12.10.04

Post Scriptum #380



Sharon Olds
(E.U.A., n. 1942)

PESCANDO AO LARGO DE NOVA ESCÓCIA

De visita à terra natal do pai,
uma cultura de sangue, nessa semana as crianças
educaram-se no sangue. Largavam a linha,
largavam-na, largavam-na,
tão profundo era o mar.

Flutuávamos num pequeno dóri por cima dos
tonéis de água. Elas puxavam bruscamente a linha
do fundo, uma e outra vez,
peneirando os peixes: os anzóis esgachando-se
como agulhas de esmirna nas guelras.

Ao soltar-se a farpa, o som era como plástico
quebrando. Numa caixa de madeira
no fundo do bote, os corpos de dúctil
metal sapateavam, torcendo-se, deuses
de prata desenterrados.
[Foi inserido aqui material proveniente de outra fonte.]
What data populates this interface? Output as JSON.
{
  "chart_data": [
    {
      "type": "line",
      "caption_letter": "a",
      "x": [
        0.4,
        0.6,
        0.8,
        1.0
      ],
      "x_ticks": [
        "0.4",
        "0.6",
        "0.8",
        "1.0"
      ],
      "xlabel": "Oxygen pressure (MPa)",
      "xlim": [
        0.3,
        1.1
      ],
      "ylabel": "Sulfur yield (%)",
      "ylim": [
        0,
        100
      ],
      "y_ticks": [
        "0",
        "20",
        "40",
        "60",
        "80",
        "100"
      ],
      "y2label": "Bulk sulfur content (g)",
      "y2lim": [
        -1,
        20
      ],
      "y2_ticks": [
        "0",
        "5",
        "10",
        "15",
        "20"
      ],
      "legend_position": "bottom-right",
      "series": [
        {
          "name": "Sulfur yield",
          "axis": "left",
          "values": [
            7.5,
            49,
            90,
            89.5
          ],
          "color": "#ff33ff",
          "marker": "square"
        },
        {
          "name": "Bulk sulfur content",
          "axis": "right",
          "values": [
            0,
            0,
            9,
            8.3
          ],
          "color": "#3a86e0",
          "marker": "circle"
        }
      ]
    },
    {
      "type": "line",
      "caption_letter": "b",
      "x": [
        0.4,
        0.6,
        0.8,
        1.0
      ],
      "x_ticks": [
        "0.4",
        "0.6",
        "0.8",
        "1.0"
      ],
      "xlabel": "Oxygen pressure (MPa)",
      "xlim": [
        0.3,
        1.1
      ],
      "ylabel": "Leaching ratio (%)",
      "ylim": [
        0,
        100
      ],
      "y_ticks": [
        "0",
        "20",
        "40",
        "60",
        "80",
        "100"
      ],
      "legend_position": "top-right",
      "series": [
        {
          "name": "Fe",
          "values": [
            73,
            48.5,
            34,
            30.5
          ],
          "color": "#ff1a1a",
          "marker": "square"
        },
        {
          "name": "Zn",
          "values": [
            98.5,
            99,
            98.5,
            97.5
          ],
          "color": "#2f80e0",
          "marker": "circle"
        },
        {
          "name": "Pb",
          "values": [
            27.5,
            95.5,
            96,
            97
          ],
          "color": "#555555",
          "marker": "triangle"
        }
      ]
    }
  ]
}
Quieto, peixinho,
diziam as crianças, Cala-te peixinho,
com escamas nas mãos e restos de tripa nos sapatos.

Eu brincava às mães no meio disto tudo,
a esposa da América, portanto não dizia nada,
o aço quebrando as mandíbulas cerradas,
a espessura brilhante do sangue das crianças.

Tradução de Margarida Vale de Gato.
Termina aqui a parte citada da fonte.